In exchange for a favorable decision before city officials to build subsidized housing on a tract of land in the Brightwood neighborhood, Donatelli has given the community a “present.”  In this case, the community asked for a lump sum of money and ended up with $100,000.

The City Year volunteers, dressed in red and khaki uniforms, took out their notepads anxious to take notes and scribble new ideas for the newfound money.  Its members started the discussion.

One suggested improving the quality of books the students use and creating an after-school space for students to continue their learning.

Brande Otis, a college student and another member of City Year, told the group that the community must be frugal with its monetary award.

“We are not getting a lot of resources,” Otis said.

Jon Kemp, a resident, was optimistic about the education project.

“I think there are a lot of bright kids with a lot of great ideas and we just got to get out of their way and encourage them,” Kemp said.

He suggested joining with groups that will encourage kids to create their own businesses and employ themselves. He also threw out the notion of giving students a cash reward from the $100,000 for their ideas.

“Find people you can work with and establish relationships,” he said. “I don’t think college is the be all deal.”

ANC Commissioner Karen Settles suggested putting the money towards youth activities or even putting some of it in a reserve fund, challenging businesses to match dollars.

The left over money could then be used to continue working programs that don’t have constant funding.

“Because of the lack of consistency in the community, young people don’t want to be committed, because they feel like it isn’t going to last that long,” she said.  “I’ve listened to it.”

Another constituent expressed concern about the current transportation for elementary grade students.
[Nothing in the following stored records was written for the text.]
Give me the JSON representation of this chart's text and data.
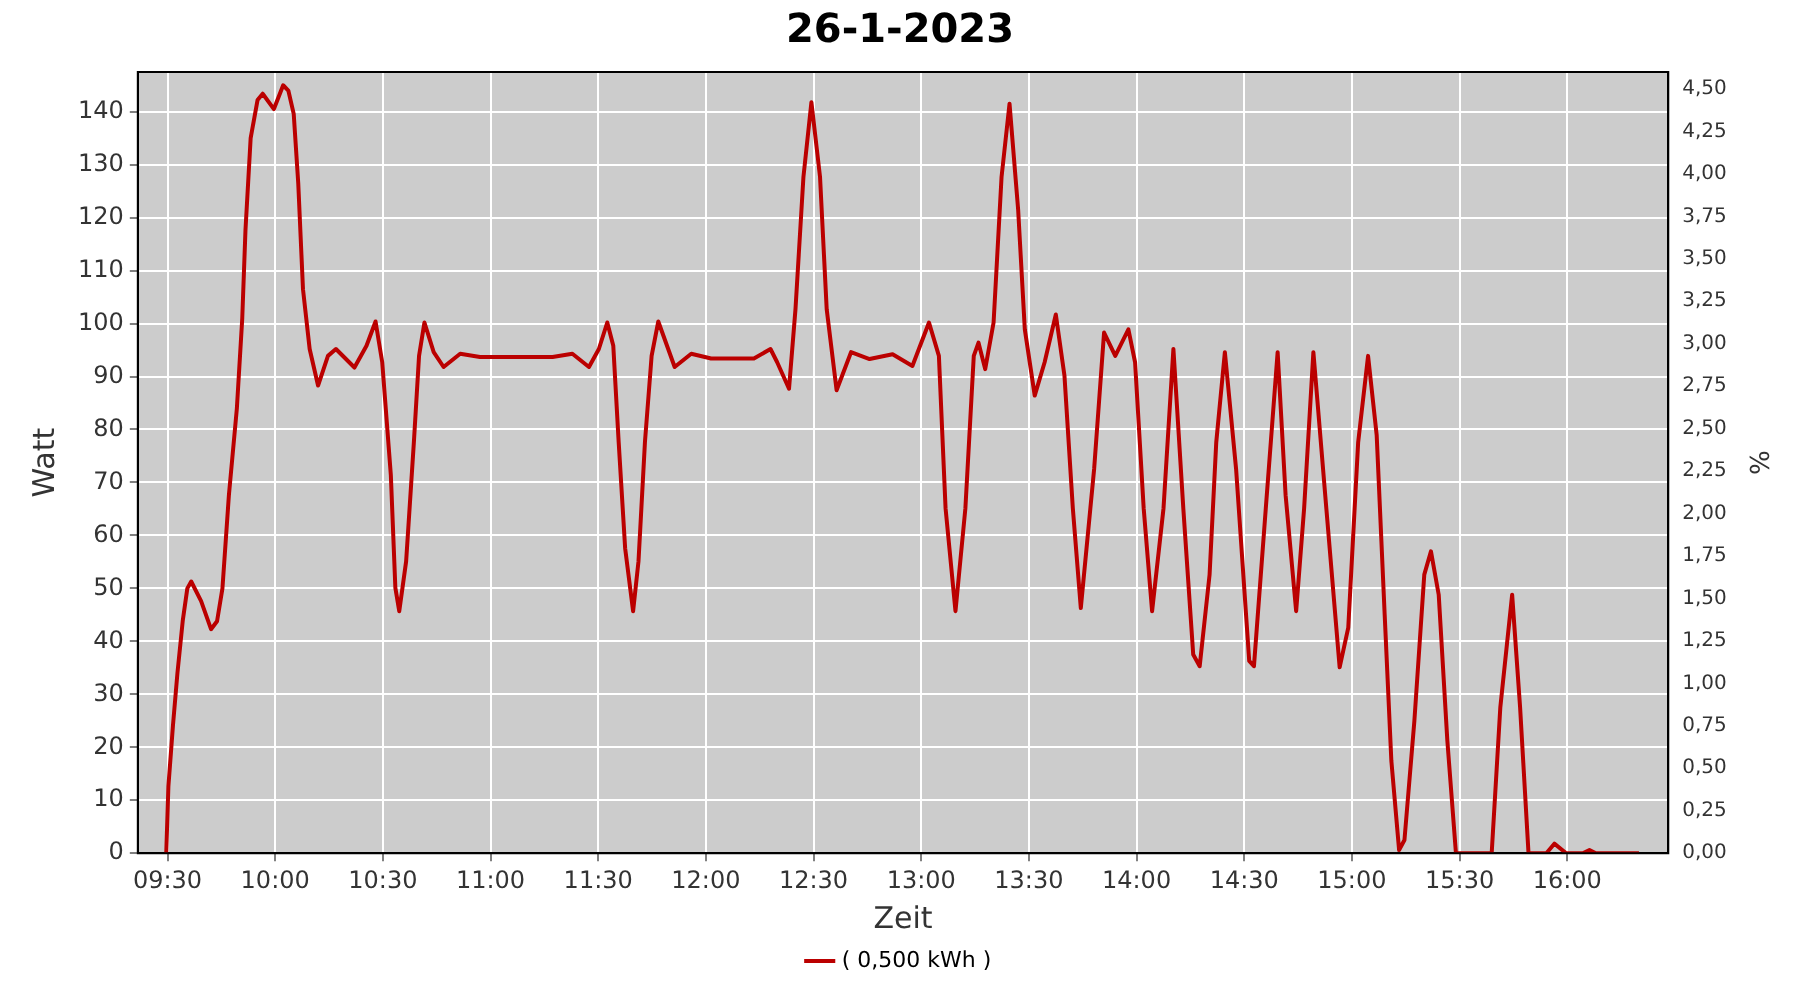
{
  "chart_data": {
    "type": "line",
    "title": "26-1-2023",
    "xlabel": "Zeit",
    "ylabel": "Watt",
    "y2label": "%",
    "xlim": [
      9.362,
      16.469
    ],
    "xticks": [
      {
        "value": 9.5,
        "label": "09:30"
      },
      {
        "value": 10,
        "label": "10:00"
      },
      {
        "value": 10.5,
        "label": "10:30"
      },
      {
        "value": 11,
        "label": "11:00"
      },
      {
        "value": 11.5,
        "label": "11:30"
      },
      {
        "value": 12,
        "label": "12:00"
      },
      {
        "value": 12.5,
        "label": "12:30"
      },
      {
        "value": 13,
        "label": "13:00"
      },
      {
        "value": 13.5,
        "label": "13:30"
      },
      {
        "value": 14,
        "label": "14:00"
      },
      {
        "value": 14.5,
        "label": "14:30"
      },
      {
        "value": 15,
        "label": "15:00"
      },
      {
        "value": 15.5,
        "label": "15:30"
      },
      {
        "value": 16,
        "label": "16:00"
      }
    ],
    "ylim": [
      0,
      147.5
    ],
    "yticks": [
      0,
      10,
      20,
      30,
      40,
      50,
      60,
      70,
      80,
      90,
      100,
      110,
      120,
      130,
      140
    ],
    "y2lim": [
      0,
      4.6
    ],
    "y2ticks": [
      {
        "value": 0,
        "label": "0,00"
      },
      {
        "value": 0.25,
        "label": "0,25"
      },
      {
        "value": 0.5,
        "label": "0,50"
      },
      {
        "value": 0.75,
        "label": "0,75"
      },
      {
        "value": 1,
        "label": "1,00"
      },
      {
        "value": 1.25,
        "label": "1,25"
      },
      {
        "value": 1.5,
        "label": "1,50"
      },
      {
        "value": 1.75,
        "label": "1,75"
      },
      {
        "value": 2,
        "label": "2,00"
      },
      {
        "value": 2.25,
        "label": "2,25"
      },
      {
        "value": 2.5,
        "label": "2,50"
      },
      {
        "value": 2.75,
        "label": "2,75"
      },
      {
        "value": 3,
        "label": "3,00"
      },
      {
        "value": 3.25,
        "label": "3,25"
      },
      {
        "value": 3.5,
        "label": "3,50"
      },
      {
        "value": 3.75,
        "label": "3,75"
      },
      {
        "value": 4,
        "label": "4,00"
      },
      {
        "value": 4.25,
        "label": "4,25"
      },
      {
        "value": 4.5,
        "label": "4,50"
      }
    ],
    "grid": true,
    "legend": "bottom",
    "marker": "none",
    "line_style": "solid",
    "series": [
      {
        "name": "( 0,500 kWh )",
        "color": "#bb0000",
        "x": [
          9.494,
          9.504,
          9.525,
          9.546,
          9.571,
          9.592,
          9.61,
          9.656,
          9.702,
          9.73,
          9.755,
          9.785,
          9.822,
          9.847,
          9.862,
          9.886,
          9.918,
          9.942,
          9.994,
          10.037,
          10.061,
          10.086,
          10.107,
          10.129,
          10.16,
          10.199,
          10.245,
          10.282,
          10.368,
          10.424,
          10.466,
          10.497,
          10.537,
          10.558,
          10.576,
          10.608,
          10.644,
          10.668,
          10.693,
          10.736,
          10.782,
          10.859,
          10.951,
          11.288,
          11.38,
          11.457,
          11.503,
          11.542,
          11.57,
          11.595,
          11.625,
          11.662,
          11.687,
          11.717,
          11.748,
          11.779,
          11.855,
          11.932,
          12.024,
          12.223,
          12.3,
          12.331,
          12.386,
          12.416,
          12.453,
          12.49,
          12.53,
          12.561,
          12.607,
          12.674,
          12.76,
          12.867,
          12.959,
          13.036,
          13.082,
          13.113,
          13.159,
          13.205,
          13.244,
          13.266,
          13.297,
          13.336,
          13.373,
          13.41,
          13.45,
          13.481,
          13.527,
          13.573,
          13.625,
          13.665,
          13.704,
          13.741,
          13.803,
          13.849,
          13.901,
          13.962,
          13.993,
          14.033,
          14.072,
          14.125,
          14.171,
          14.217,
          14.263,
          14.293,
          14.339,
          14.37,
          14.41,
          14.462,
          14.523,
          14.545,
          14.6,
          14.655,
          14.692,
          14.741,
          14.778,
          14.821,
          14.876,
          14.943,
          14.983,
          15.029,
          15.075,
          15.115,
          15.152,
          15.183,
          15.219,
          15.244,
          15.29,
          15.336,
          15.367,
          15.403,
          15.443,
          15.483,
          15.566,
          15.649,
          15.689,
          15.744,
          15.781,
          15.82,
          15.903,
          15.94,
          15.995,
          16.072,
          16.103,
          16.133,
          16.333
        ],
        "values": [
          0,
          12.6,
          24,
          34,
          44,
          50,
          51.3,
          47.6,
          42.3,
          43.8,
          50,
          67.6,
          84,
          101,
          117.7,
          135,
          142.2,
          143.4,
          140.5,
          145,
          144,
          139.6,
          126.5,
          106.5,
          95.2,
          88.3,
          93.9,
          95.2,
          91.7,
          95.8,
          100.4,
          92.7,
          71.4,
          50.1,
          45.7,
          55.1,
          77.6,
          93.9,
          100.2,
          94.6,
          91.8,
          94.3,
          93.7,
          93.7,
          94.3,
          91.8,
          95.2,
          100.2,
          95.8,
          77.6,
          57.6,
          45.7,
          55.1,
          77.6,
          93.9,
          100.4,
          91.8,
          94.3,
          93.4,
          93.4,
          95.2,
          92.7,
          87.7,
          102.7,
          127.7,
          141.8,
          127.7,
          102.7,
          87.4,
          94.6,
          93.3,
          94.2,
          92,
          100.2,
          93.9,
          65.1,
          45.7,
          65.1,
          93.9,
          96.4,
          91.4,
          100.2,
          127.7,
          141.5,
          121.5,
          98.9,
          86.4,
          92.7,
          101.7,
          90.2,
          65.1,
          46.3,
          72.6,
          98.3,
          93.9,
          98.9,
          92.7,
          65.1,
          45.7,
          65.1,
          95.2,
          65.1,
          37.5,
          35.3,
          52.6,
          77.6,
          94.6,
          72.6,
          36.3,
          35.3,
          65.1,
          94.6,
          67.6,
          45.7,
          65.1,
          94.6,
          67.6,
          35.1,
          42.6,
          77.6,
          93.9,
          78.9,
          45.1,
          17.5,
          0.6,
          2.5,
          25,
          52.6,
          57,
          48.8,
          21.3,
          0,
          0,
          0,
          27.5,
          48.8,
          27.5,
          0,
          0,
          1.8,
          0,
          0,
          0.6,
          0,
          0
        ]
      }
    ]
  }
}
Having grade school children taking public transportation with strangers is an uncomfortable thing for parents, she said. Others at the meeting agreed with her and said they would prefer another mode of transportation for grade school children.

Other proposals included spending the money to start career centers to encourage the idea of college to youngsters, sponsoring community cleanups and starting mentorship programs in the community.

More than a month after its initial discussions, the group still has not made a decision on what to do with the $100,000.

“I think we need more information in order for us to disburse it the way we should,” Settles said.